Operador financeiro do CV e de TH Joias é preso no Rio de Janeiro
A Polícia Civil do Rio de Janeiro prendeu nesta quarta-feira (22) um homem apontado como operador financeiro ligado ao ex-deputado estadual Thiego Raimundo dos Santos, conhecido como TH Joias. O ex-parlamentar foi preso em novembro de 2025 por ligação com a facção CV (Comando Vermelho).
A prisão ocorre em meio a investigações que revelam como o crime organizado usava cargos públicos na Assembleia Legislativa do Estado do Rio de Janeiro (Alerj) para movimentar dinheiro ilícito. O homem foi condenado a seis anos e seis meses de prisão por organização criminosa, em regime inicial semiaberto, além de ter decretada a perda da função pública.
Como a fachada na Alerj funcionava
Segundo a polícia, o homem foi condenado por fazer parte do núcleo logístico e financeiro de uma organização criminosa que tinha atuação na Alerj e era ligada à cúpula do Comando Vermelho. As investigações apontam que o suspeito era nomeado para um cargo comissionado no gabinete parlamentar.
Na prática, isso funcionava como cobertura legal para uma operação de recolhimento e transporte de altas quantias de dinheiro em espécie, resultado de atividades ilícitas. A nomeação no gabinete parlamentar servia como fachada e facilitação logística para a circulação de recursos ilícitos.
Contato direto com lideranças do Complexo do Alemão
De acordo com a polícia, o homem mantinha contato frequente com lideranças da organização criminosa no Complexo do Alemão, de quem recolhia valores expressivos em dinheiro vivo. O esquema envolvia entregas diretas de altas quantias.
Segundo as investigações, o suspeito chegou a levar R$ 100 mil para TH Joias e R$ 90 mil para outros integrantes do grupo. Os valores eram transportados em espécie, sem registro bancário, o que dificultava o rastreamento.
O que isso significa para o cidadão
A prisão de um operador financeiro ligado ao crime organizado dentro da estrutura da Alerj expõe como o crime organizado pode infiltrar instituições públicas. Para o cidadão, isso significa que parte dos recursos públicos, salários e verbas de gabinete, podem ter sido desviados para financiar atividades criminosas.
A condenação do suspeito, com perda da função pública, mostra que o sistema de Justiça tem mecanismos para punir esse tipo de desvio. Mas o caso também levanta perguntas sobre como evitar que cargos comissionados sejam usados como fachada para o crime.
Como funciona a pena e o regime semiaberto
O homem foi condenado a seis anos e seis meses de prisão por organização criminosa, em regime inicial semiaberto. Nesse regime, o condenado pode trabalhar durante o dia e dormir na prisão à noite. A perda da função pública é uma consequência adicional, que impede o retorno ao cargo público.

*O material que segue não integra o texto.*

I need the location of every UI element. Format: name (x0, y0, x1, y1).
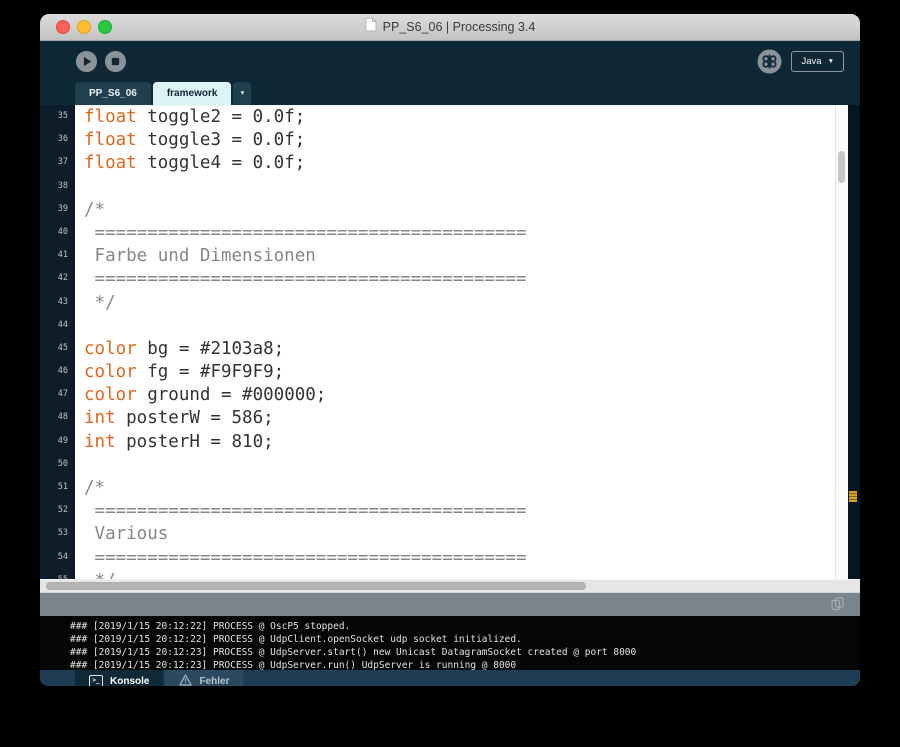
code-line: */ (75, 292, 835, 315)
stop-button[interactable] (104, 50, 127, 73)
code-line: ========================================… (75, 547, 835, 570)
line-number: 53 (40, 522, 73, 545)
code-line: float toggle2 = 0.0f; (75, 106, 835, 129)
code-line (75, 176, 835, 199)
line-number: 46 (40, 360, 73, 383)
code-line: ========================================… (75, 222, 835, 245)
code-line: Various (75, 523, 835, 546)
title-bar: PP_S6_06 | Processing 3.4 (40, 14, 860, 41)
code-line: /* (75, 199, 835, 222)
console-line: ### [2019/1/15 20:12:22] PROCESS @ UdpCl… (70, 633, 860, 646)
code-line (75, 454, 835, 477)
play-icon (75, 50, 98, 73)
code-line: float toggle3 = 0.0f; (75, 129, 835, 152)
debug-button[interactable] (757, 49, 782, 74)
console-line: ### [2019/1/15 20:12:23] PROCESS @ UdpSe… (70, 646, 860, 659)
line-number: 42 (40, 267, 73, 290)
code-line: Farbe und Dimensionen (75, 245, 835, 268)
tab-pp-s6-06[interactable]: PP_S6_06 (75, 82, 151, 105)
editor: 3536373839404142434445464748495051525354… (40, 105, 860, 579)
line-number: 44 (40, 314, 73, 337)
warning-marker[interactable] (849, 491, 857, 502)
line-number-gutter: 3536373839404142434445464748495051525354… (40, 105, 75, 579)
window-title: PP_S6_06 | Processing 3.4 (383, 20, 536, 34)
line-number: 52 (40, 499, 73, 522)
line-number: 55 (40, 569, 73, 579)
run-button[interactable] (75, 50, 98, 73)
bottom-tab-fehler[interactable]: Fehler (165, 670, 243, 686)
bottom-tab-konsole[interactable]: >_ Konsole (75, 670, 163, 686)
toolbar: Java ▼ (40, 41, 860, 81)
code-line: ========================================… (75, 500, 835, 523)
horizontal-scrollbar[interactable] (40, 579, 860, 592)
mode-selector[interactable]: Java ▼ (791, 51, 844, 72)
console-output[interactable]: ### [2019/1/15 20:12:22] PROCESS @ OscP5… (40, 616, 860, 670)
warning-icon (179, 674, 192, 686)
status-bar (40, 592, 860, 616)
line-number: 36 (40, 128, 73, 151)
fehler-label: Fehler (199, 676, 229, 686)
line-number: 54 (40, 546, 73, 569)
sketch-tab-bar: PP_S6_06 framework ▼ (40, 81, 860, 105)
line-number: 35 (40, 105, 73, 128)
line-number: 40 (40, 221, 73, 244)
konsole-label: Konsole (110, 676, 149, 686)
code-line: */ (75, 570, 835, 579)
line-number: 45 (40, 337, 73, 360)
mode-label: Java (801, 56, 821, 67)
code-line: /* (75, 477, 835, 500)
code-line: float toggle4 = 0.0f; (75, 152, 835, 175)
line-number: 47 (40, 383, 73, 406)
processing-ide-window: PP_S6_06 | Processing 3.4 (40, 14, 860, 686)
vertical-scrollbar[interactable] (835, 105, 848, 579)
console-line: ### [2019/1/15 20:12:23] PROCESS @ UdpSe… (70, 659, 860, 670)
line-number: 37 (40, 151, 73, 174)
line-number: 51 (40, 476, 73, 499)
line-number: 39 (40, 198, 73, 221)
code-line (75, 315, 835, 338)
stop-icon (104, 50, 127, 73)
code-line: int posterW = 586; (75, 407, 835, 430)
code-line: color bg = #2103a8; (75, 338, 835, 361)
chevron-down-icon: ▼ (828, 58, 834, 65)
document-icon (365, 17, 377, 37)
debug-butterfly-icon (757, 49, 782, 74)
console-line: ### [2019/1/15 20:12:22] PROCESS @ OscP5… (70, 620, 860, 633)
editor-edge-column (848, 105, 860, 579)
horizontal-scrollbar-thumb[interactable] (46, 582, 586, 590)
line-number: 49 (40, 430, 73, 453)
line-number: 38 (40, 175, 73, 198)
code-area[interactable]: float toggle2 = 0.0f;float toggle3 = 0.0… (75, 105, 835, 579)
tab-menu-button[interactable]: ▼ (233, 82, 251, 105)
close-button[interactable] (56, 20, 70, 34)
line-number: 50 (40, 453, 73, 476)
zoom-button[interactable] (98, 20, 112, 34)
screenshot-background: PP_S6_06 | Processing 3.4 (0, 0, 900, 747)
code-line: color fg = #F9F9F9; (75, 361, 835, 384)
bottom-tab-bar: >_ Konsole Fehler (40, 670, 860, 686)
console-icon: >_ (89, 675, 103, 686)
line-number: 41 (40, 244, 73, 267)
code-line: int posterH = 810; (75, 431, 835, 454)
line-number: 43 (40, 291, 73, 314)
code-line: ========================================… (75, 268, 835, 291)
vertical-scrollbar-thumb[interactable] (838, 151, 845, 183)
copy-icon[interactable] (831, 597, 844, 616)
code-line: color ground = #000000; (75, 384, 835, 407)
minimize-button[interactable] (77, 20, 91, 34)
line-number: 48 (40, 406, 73, 429)
tab-framework[interactable]: framework (153, 82, 232, 105)
traffic-lights (56, 20, 112, 34)
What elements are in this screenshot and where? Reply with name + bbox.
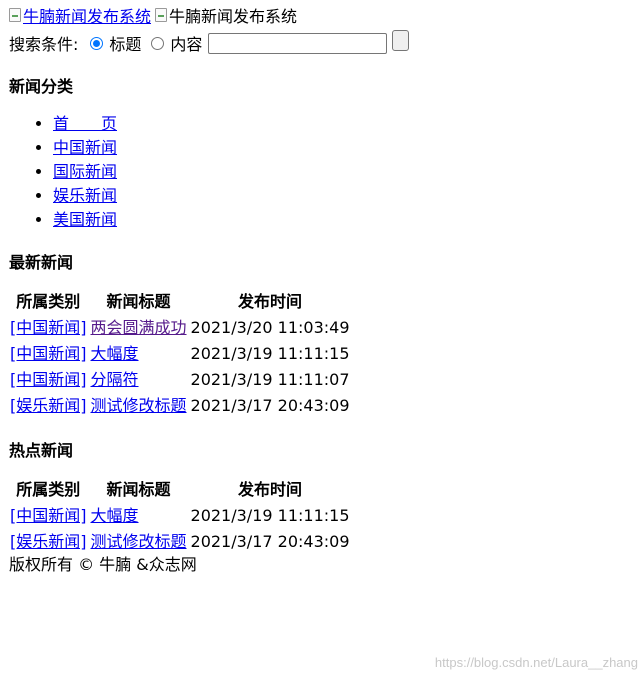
table-row: [娱乐新闻] 测试修改标题 2021/3/17 20:43:09 [9, 394, 351, 418]
category-link-usa[interactable]: 美国新闻 [53, 210, 117, 229]
category-cell: [娱乐新闻] [9, 394, 88, 418]
radio-title[interactable] [90, 36, 104, 50]
table-row: [娱乐新闻] 测试修改标题 2021/3/17 20:43:09 [9, 530, 351, 554]
title-cell: 测试修改标题 [90, 394, 188, 418]
categories-heading: 新闻分类 [9, 77, 74, 96]
search-bar: 搜索条件: 标题 内容 [9, 29, 635, 56]
category-link-international[interactable]: 国际新闻 [53, 162, 117, 181]
category-link-home[interactable]: 首 页 [53, 114, 117, 133]
row-category-link[interactable]: [娱乐新闻] [10, 532, 87, 551]
time-cell: 2021/3/19 11:11:07 [190, 370, 350, 389]
footer-copyright: 版权所有 © 牛腩 &众志网 [9, 555, 197, 574]
banner-alt-text: 牛腩新闻发布系统 [169, 7, 298, 26]
category-item: 首 页 [53, 112, 635, 136]
column-header: 所属类别 [16, 480, 81, 499]
time-cell: 2021/3/19 11:11:15 [190, 344, 350, 363]
logo-alt-text: 牛腩新闻发布系统 [23, 7, 152, 26]
latest-news-table: 所属类别 新闻标题 发布时间 [中国新闻] 两会圆满成功 2021/3/20 1… [7, 288, 353, 420]
broken-image-icon [9, 8, 21, 22]
category-list: 首 页 中国新闻 国际新闻 娱乐新闻 美国新闻 [9, 112, 635, 232]
logo-link[interactable]: 牛腩新闻发布系统 [9, 3, 151, 27]
row-category-link[interactable]: [中国新闻] [10, 318, 87, 337]
table-row: [中国新闻] 大幅度 2021/3/19 11:11:15 [9, 504, 351, 528]
category-item: 国际新闻 [53, 160, 635, 184]
time-cell: 2021/3/17 20:43:09 [190, 532, 350, 551]
banner-image: 牛腩新闻发布系统 [155, 3, 297, 27]
row-title-link[interactable]: 测试修改标题 [91, 532, 187, 551]
table-header-row: 所属类别 新闻标题 发布时间 [9, 290, 351, 314]
column-header: 所属类别 [16, 292, 81, 311]
row-title-link[interactable]: 大幅度 [91, 506, 139, 525]
column-header: 新闻标题 [106, 480, 171, 499]
radio-content[interactable] [151, 36, 165, 50]
row-category-link[interactable]: [中国新闻] [10, 344, 87, 363]
title-cell: 测试修改标题 [90, 530, 188, 554]
time-cell: 2021/3/19 11:11:15 [190, 506, 350, 525]
column-header: 发布时间 [238, 292, 303, 311]
column-header: 发布时间 [238, 480, 303, 499]
table-header-row: 所属类别 新闻标题 发布时间 [9, 478, 351, 502]
radio-title-label: 标题 [109, 35, 142, 54]
title-cell: 大幅度 [90, 504, 188, 528]
row-category-link[interactable]: [中国新闻] [10, 506, 87, 525]
time-cell: 2021/3/20 11:03:49 [190, 318, 350, 337]
row-category-link[interactable]: [娱乐新闻] [10, 396, 87, 415]
row-title-link[interactable]: 分隔符 [91, 370, 139, 389]
title-cell: 分隔符 [90, 368, 188, 392]
category-link-entertainment[interactable]: 娱乐新闻 [53, 186, 117, 205]
radio-content-label: 内容 [170, 35, 203, 54]
latest-news-heading: 最新新闻 [9, 253, 74, 272]
title-cell: 大幅度 [90, 342, 188, 366]
search-label: 搜索条件: [9, 35, 79, 54]
category-item: 中国新闻 [53, 136, 635, 160]
category-cell: [中国新闻] [9, 368, 88, 392]
category-item: 娱乐新闻 [53, 184, 635, 208]
broken-image-icon [155, 8, 168, 22]
table-row: [中国新闻] 大幅度 2021/3/19 11:11:15 [9, 342, 351, 366]
search-input[interactable] [208, 32, 388, 54]
row-title-link[interactable]: 测试修改标题 [91, 396, 187, 415]
watermark: https://blog.csdn.net/Laura__zhang [434, 655, 638, 670]
hot-news-heading: 热点新闻 [9, 441, 74, 460]
table-row: [中国新闻] 两会圆满成功 2021/3/20 11:03:49 [9, 316, 351, 340]
table-row: [中国新闻] 分隔符 2021/3/19 11:11:07 [9, 368, 351, 392]
category-item: 美国新闻 [53, 208, 635, 232]
category-cell: [娱乐新闻] [9, 530, 88, 554]
category-cell: [中国新闻] [9, 316, 88, 340]
title-cell: 两会圆满成功 [90, 316, 188, 340]
time-cell: 2021/3/17 20:43:09 [190, 396, 350, 415]
hot-news-table: 所属类别 新闻标题 发布时间 [中国新闻] 大幅度 2021/3/19 11:1… [7, 476, 353, 556]
row-title-link[interactable]: 两会圆满成功 [91, 318, 187, 337]
page: 牛腩新闻发布系统 牛腩新闻发布系统 搜索条件: 标题 内容 新闻分类 首 页 中… [0, 0, 644, 576]
search-button[interactable] [392, 29, 410, 51]
category-cell: [中国新闻] [9, 342, 88, 366]
column-header: 新闻标题 [106, 292, 171, 311]
row-title-link[interactable]: 大幅度 [91, 344, 139, 363]
category-link-china[interactable]: 中国新闻 [53, 138, 117, 157]
category-cell: [中国新闻] [9, 504, 88, 528]
row-category-link[interactable]: [中国新闻] [10, 370, 87, 389]
header: 牛腩新闻发布系统 牛腩新闻发布系统 [9, 4, 635, 26]
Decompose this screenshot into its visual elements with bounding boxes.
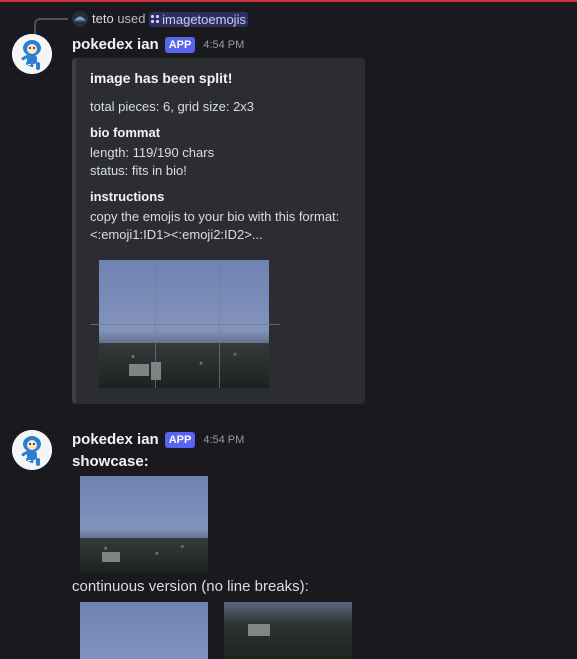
author-name[interactable]: pokedex ian	[72, 36, 159, 53]
top-accent-line	[0, 0, 577, 2]
message-timestamp[interactable]: 4:54 PM	[203, 39, 244, 51]
building-shape	[129, 364, 149, 376]
continuous-image-piece[interactable]	[80, 602, 208, 659]
author-name[interactable]: pokedex ian	[72, 431, 159, 448]
city-silhouette	[80, 538, 208, 572]
message-header: pokedex ian APP 4:54 PM	[72, 36, 244, 53]
bio-format-heading: bio fommat	[90, 125, 161, 140]
instructions-line-1: copy the emojis to your bio with this fo…	[90, 209, 340, 224]
bot-avatar[interactable]	[12, 430, 52, 470]
reply-context: teto used imagetoemojis	[92, 11, 248, 27]
building-shape	[102, 552, 120, 562]
continuous-image-piece[interactable]	[224, 602, 352, 659]
reply-avatar[interactable]	[72, 11, 88, 27]
building-shape	[151, 362, 161, 380]
bot-avatar[interactable]	[12, 34, 52, 74]
message-timestamp[interactable]: 4:54 PM	[203, 434, 244, 446]
result-embed: image has been split! total pieces: 6, g…	[72, 58, 365, 404]
slash-command-mention[interactable]: imagetoemojis	[149, 11, 248, 27]
bio-length: length: 119/190 chars	[90, 145, 215, 160]
grid-divider-horizontal	[90, 324, 280, 325]
command-icon	[151, 15, 160, 23]
bio-status: status: fits in bio!	[90, 163, 187, 178]
app-badge: APP	[164, 431, 196, 448]
app-badge: APP	[164, 36, 196, 53]
showcase-label: showcase:	[72, 453, 149, 470]
reply-username[interactable]: teto	[92, 11, 114, 26]
showcase-image[interactable]	[80, 476, 208, 572]
instructions-line-2: <:emoji1:ID1><:emoji2:ID2>...	[90, 227, 263, 242]
message-header: pokedex ian APP 4:54 PM	[72, 431, 244, 448]
reply-action: used	[117, 11, 146, 26]
city-silhouette	[99, 343, 269, 388]
embed-summary: total pieces: 6, grid size: 2x3	[90, 99, 255, 114]
building-shape	[248, 624, 270, 636]
reply-spine	[34, 18, 68, 34]
command-name: imagetoemojis	[162, 11, 246, 27]
instructions-heading: instructions	[90, 189, 165, 204]
continuous-label: continuous version (no line breaks):	[72, 578, 309, 595]
embed-title: image has been split!	[90, 70, 233, 86]
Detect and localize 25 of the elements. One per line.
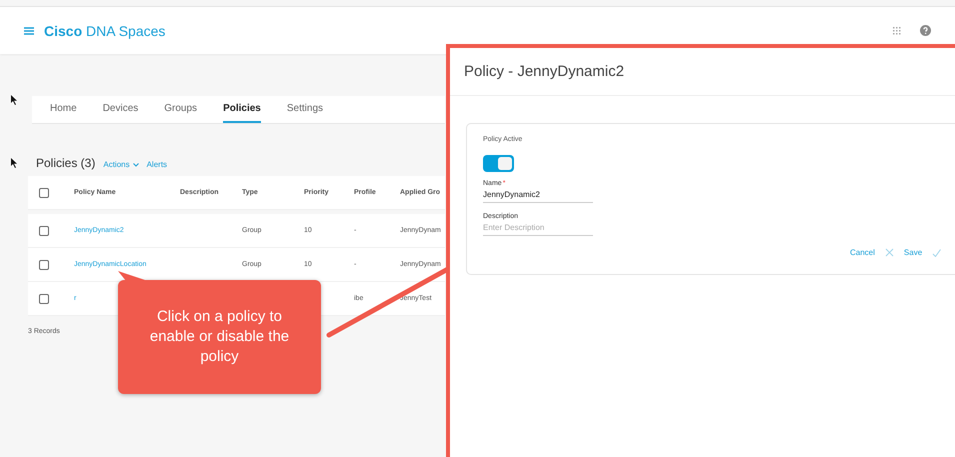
- nav-tab[interactable]: Home: [50, 96, 77, 123]
- menu-icon[interactable]: [24, 26, 34, 34]
- mouse-cursor-icon: [11, 95, 18, 105]
- nav-tab[interactable]: Policies: [223, 96, 261, 123]
- callout-text: Click on a policy to enable or disable the policy: [148, 306, 290, 368]
- name-field[interactable]: JennyDynamic2: [483, 190, 593, 203]
- apps-grid-icon[interactable]: [892, 26, 902, 36]
- row-checkbox[interactable]: [39, 260, 49, 270]
- select-all-checkbox[interactable]: [39, 188, 49, 198]
- row-checkbox[interactable]: [39, 294, 49, 304]
- section-title: Policies (3): [36, 156, 96, 170]
- help-icon[interactable]: [920, 25, 931, 36]
- cancel-button[interactable]: Cancel: [850, 248, 875, 257]
- brand-logo: Cisco DNA Spaces: [44, 22, 166, 38]
- nav-tab[interactable]: Groups: [164, 96, 198, 123]
- mouse-cursor-icon: [11, 158, 18, 168]
- nav-tab[interactable]: Devices: [102, 96, 138, 123]
- save-button[interactable]: Save: [904, 248, 922, 257]
- chevron-down-icon: [132, 162, 139, 166]
- active-toggle[interactable]: [483, 155, 514, 172]
- row-checkbox[interactable]: [39, 226, 49, 236]
- drawer-title: Policy - JennyDynamic2: [450, 48, 955, 96]
- nav-tab[interactable]: Settings: [286, 96, 324, 123]
- check-icon[interactable]: [932, 248, 942, 256]
- description-field[interactable]: Enter Description: [483, 223, 593, 236]
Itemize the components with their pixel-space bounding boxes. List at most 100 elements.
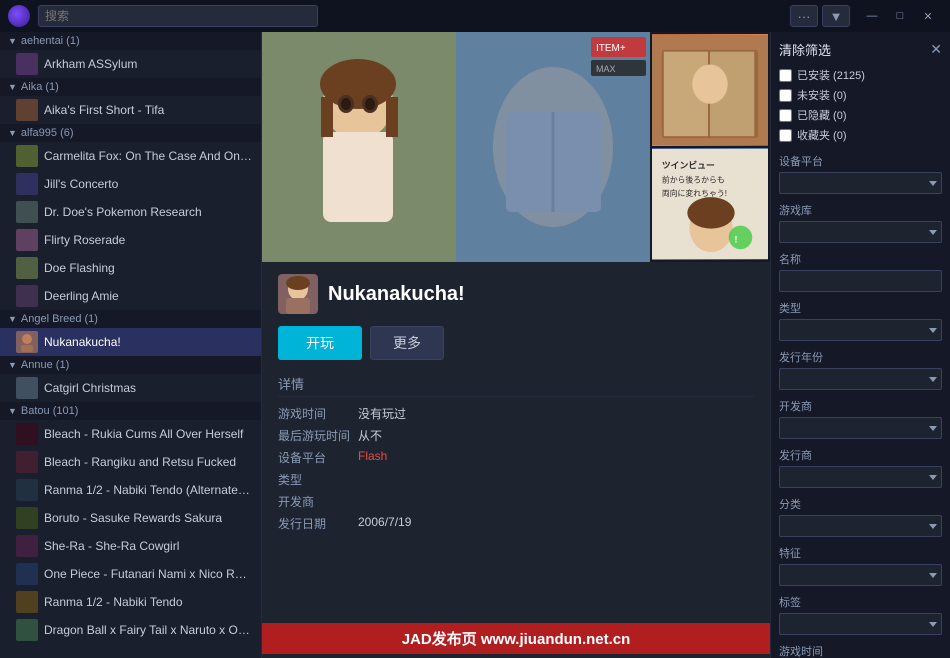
- list-item[interactable]: Deerling Amie: [0, 282, 261, 310]
- list-item[interactable]: Bleach - Rukia Cums All Over Herself: [0, 420, 261, 448]
- detail-label: 游戏时间: [278, 405, 358, 422]
- list-item[interactable]: Ranma 1/2 - Nabiki Tendo (Alternate V...: [0, 476, 261, 504]
- group-label: Batou (101): [21, 405, 78, 417]
- watermark-banner: JAD发布页 www.jiuandun.net.cn: [262, 623, 770, 654]
- filter-tag: 标签: [779, 594, 942, 635]
- filter-cb-not-installed: 未安装 (0): [779, 87, 942, 103]
- item-name: Ranma 1/2 - Nabiki Tendo: [44, 595, 253, 609]
- filter-button[interactable]: ▼: [822, 5, 850, 27]
- menu-button[interactable]: ···: [790, 5, 818, 27]
- filter-tag-label: 标签: [779, 594, 942, 610]
- list-item[interactable]: Arkham ASSylum: [0, 50, 261, 78]
- app-logo: [8, 5, 30, 27]
- collection-checkbox[interactable]: [779, 129, 792, 142]
- list-item[interactable]: Catgirl Christmas: [0, 374, 261, 402]
- filter-name: 名称: [779, 251, 942, 292]
- not-installed-label: 未安装 (0): [797, 87, 847, 103]
- group-arrow: ▼: [8, 360, 17, 370]
- game-thumb: [16, 423, 38, 445]
- list-item[interactable]: Boruto - Sasuke Rewards Sakura: [0, 504, 261, 532]
- game-thumb: [16, 535, 38, 557]
- list-item-selected[interactable]: Nukanakucha!: [0, 328, 261, 356]
- close-button[interactable]: ✕: [914, 5, 942, 27]
- group-angel-breed[interactable]: ▼ Angel Breed (1): [0, 310, 261, 328]
- group-alfa995[interactable]: ▼ alfa995 (6): [0, 124, 261, 142]
- filter-name-input[interactable]: [779, 270, 942, 292]
- hidden-label: 已隐藏 (0): [797, 107, 847, 123]
- list-item[interactable]: Ranma 1/2 - Nabiki Tendo: [0, 588, 261, 616]
- item-name: Boruto - Sasuke Rewards Sakura: [44, 511, 253, 525]
- list-item[interactable]: She-Ra - She-Ra Cowgirl: [0, 532, 261, 560]
- filter-publisher: 发行商: [779, 447, 942, 488]
- group-aehentai[interactable]: ▼ aehentai (1): [0, 32, 261, 50]
- item-name: Deerling Amie: [44, 289, 253, 303]
- filter-feature-select[interactable]: [779, 564, 942, 586]
- group-batou[interactable]: ▼ Batou (101): [0, 402, 261, 420]
- group-aika[interactable]: ▼ Aika (1): [0, 78, 261, 96]
- svg-text:ツインビュー: ツインビュー: [662, 160, 715, 171]
- hidden-checkbox[interactable]: [779, 109, 792, 122]
- filter-developer-select[interactable]: [779, 417, 942, 439]
- more-button[interactable]: 更多: [370, 326, 444, 360]
- group-annue[interactable]: ▼ Annue (1): [0, 356, 261, 374]
- item-name: Dr. Doe's Pokemon Research: [44, 205, 253, 219]
- screenshot-thumb-1[interactable]: [652, 34, 768, 146]
- detail-label: 发行日期: [278, 515, 358, 532]
- filter-publisher-select[interactable]: [779, 466, 942, 488]
- search-input[interactable]: [45, 9, 311, 23]
- svg-text:!: !: [735, 234, 738, 244]
- item-name: Flirty Roserade: [44, 233, 253, 247]
- window-controls: — □ ✕: [858, 5, 942, 27]
- list-item[interactable]: Carmelita Fox: On The Case And On You...: [0, 142, 261, 170]
- search-box[interactable]: [38, 5, 318, 27]
- list-item[interactable]: Aika's First Short - Tifa: [0, 96, 261, 124]
- list-item[interactable]: Bleach - Rangiku and Retsu Fucked: [0, 448, 261, 476]
- item-name: Dragon Ball x Fairy Tail x Naruto x One.…: [44, 623, 253, 637]
- filter-category-select[interactable]: [779, 515, 942, 537]
- list-item[interactable]: Jill's Concerto: [0, 170, 261, 198]
- list-item[interactable]: Flirty Roserade: [0, 226, 261, 254]
- screenshot-thumb-2[interactable]: ツインビュー 前から後ろからも 両向に変れちゃう! !: [652, 148, 768, 260]
- detail-row-release: 发行日期 2006/7/19: [278, 515, 754, 532]
- list-item[interactable]: Doe Flashing: [0, 254, 261, 282]
- filter-library-select[interactable]: [779, 221, 942, 243]
- filter-platform-select[interactable]: [779, 172, 942, 194]
- maximize-button[interactable]: □: [886, 5, 914, 27]
- game-thumb: [16, 99, 38, 121]
- filter-cb-installed: 已安装 (2125): [779, 67, 942, 83]
- filter-panel: 清除筛选 ✕ 已安装 (2125) 未安装 (0) 已隐藏 (0) 收藏夹 (0…: [770, 32, 950, 658]
- platform-link[interactable]: Flash: [358, 449, 387, 466]
- thumb2-img: ツインビュー 前から後ろからも 両向に変れちゃう! !: [652, 148, 768, 260]
- detail-label: 最后游玩时间: [278, 427, 358, 444]
- filter-close-button[interactable]: ✕: [930, 41, 942, 58]
- filter-year: 发行年份: [779, 349, 942, 390]
- svg-text:MAX: MAX: [596, 64, 616, 74]
- game-thumb: [16, 479, 38, 501]
- filter-type-select[interactable]: [779, 319, 942, 341]
- minimize-button[interactable]: —: [858, 5, 886, 27]
- list-item[interactable]: Dr. Doe's Pokemon Research: [0, 198, 261, 226]
- main-screenshot: ITEM+ MAX: [262, 32, 650, 262]
- list-item[interactable]: One Piece - Futanari Nami x Nico Robin: [0, 560, 261, 588]
- filter-year-select[interactable]: [779, 368, 942, 390]
- filter-cb-collection: 收藏夹 (0): [779, 127, 942, 143]
- list-item[interactable]: Dragon Ball x Fairy Tail x Naruto x One.…: [0, 616, 261, 644]
- screenshots-area: ITEM+ MAX: [262, 32, 770, 262]
- filter-title: 清除筛选 ✕: [779, 40, 942, 59]
- item-name: Jill's Concerto: [44, 177, 253, 191]
- game-thumb: [16, 619, 38, 641]
- game-icon: [278, 274, 318, 314]
- filter-developer-label: 开发商: [779, 398, 942, 414]
- game-thumb: [16, 377, 38, 399]
- game-thumb: [16, 173, 38, 195]
- game-thumb: [16, 145, 38, 167]
- installed-checkbox[interactable]: [779, 69, 792, 82]
- not-installed-checkbox[interactable]: [779, 89, 792, 102]
- item-name: Aika's First Short - Tifa: [44, 103, 253, 117]
- play-button[interactable]: 开玩: [278, 326, 362, 360]
- item-name: Carmelita Fox: On The Case And On You...: [44, 149, 253, 163]
- installed-label: 已安装 (2125): [797, 67, 865, 83]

A pena foi definida com base no envolvimento do suspeito no núcleo logístico e financeiro da organização. A polícia continua investigando possíveis ramificações do esquema dentro da Alerj.
Perguntas Frequentes
Quem foi preso?
A Polícia Civil do Rio de Janeiro prendeu um homem apontado como operador financeiro ligado ao ex-deputado estadual TH Joias e ao Comando Vermelho. O nome do suspeito não foi divulgado pela polícia.
Qual a ligação com TH Joias?
Segundo as investigações, o suspeito era operador financeiro do ex-deputado estadual Thiego Raimundo dos Santos, conhecido como TH Joias, preso em novembro de 2025 por ligação com o Comando Vermelho.
O que ele fazia no esquema?
O homem era nomeado para um cargo comissionado no gabinete parlamentar e exercia a função de recolher e transportar altas quantias de dinheiro em espécie, resultado de atividades ilícitas.
Quanto dinheiro ele movimentava?
Segundo as investigações, o suspeito chegou a levar R$ 100 mil para TH Joias e R$ 90 mil para outros integrantes do grupo.
Qual foi a pena?
O homem foi condenado a seis anos e seis meses de prisão por organização criminosa, em regime inicial semiaberto, além de ter decretada a perda da função pública.